Nobody was at Kinko’s, no gunmen were mowing down subway riders, in fact the subways were empty except for folks trying to get up to the big bake sale uptown. There wasn’t anybody on the net. People who usually were seen conversing with newspaper boxes were attendant and quite animated. They stood around slapping everybody on the back and handing out pecan sandies from a bag.

It was the end of the world and conversation was thick and furious. Everybody had powdered sugar lips and crumbs on their chins. Everybody laughed about how there would not be enough time to get to the loukamathes and honey, or the sticky rice balls or dried pineapple scones. To the Creme Brulee or the raspberry flan, caramel tortes and biscochitos with white cocoa icing, to the thick slabs of warm banana bread there would be no time.

In fact the only regrets voiced by the vast majority of the people on the last day was that they had not started sampling more desserts sooner.

Fittingly; at the end of what would be the last day of the world there was a beautiful sunset. Over cheesecake, almond paste and capirotada, a sourbet palette of long clouds rolled across a pale green twilight and everybody said “Look at that!”, and they did.

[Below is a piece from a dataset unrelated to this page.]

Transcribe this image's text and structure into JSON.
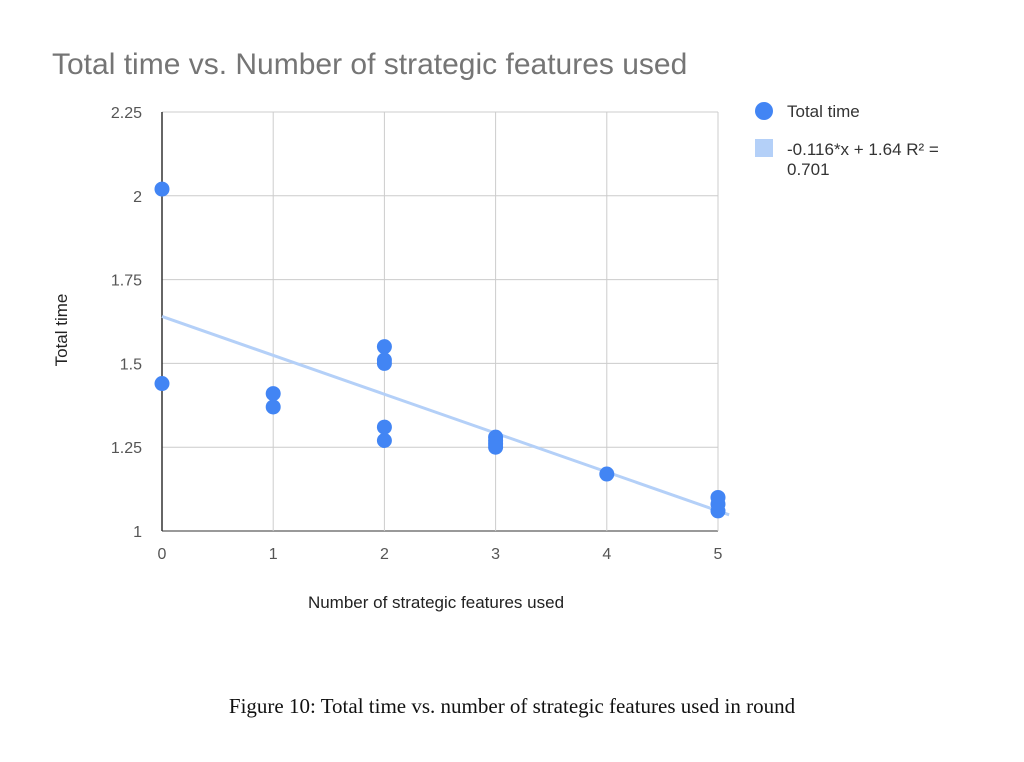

As night fell there were warm fires that everyone gathered around. They watched the heavens and when the first star appeared everybody made their last wish.

Lit by the conflagration of paper plates and folding chairs, faces whispered introductions and farewells, whispered their final intimacies to each other. Hands sticky with glaze clasped and adhered.

The appetite for sweets and talk and for each other’s company was insatiable and intoxicating right up until the end.

The end arrived quickly and without fanfare. Save for the final consensus that fudge with nuts was better than fudge without nuts, the end arrived without judgement.

And the last thing that passed through everybody’s mind, after the fudge and before there began a general tidying up of things, and passing so quickly that no sooner was it spoken it would be forgotten, this epithet:

Let it be said of us, that with the descendance of time like a sphere of warm light that quietly subsides behind distant mountains, in the collective delight that comes with pie and the sharing of pie, briefly, there was such community.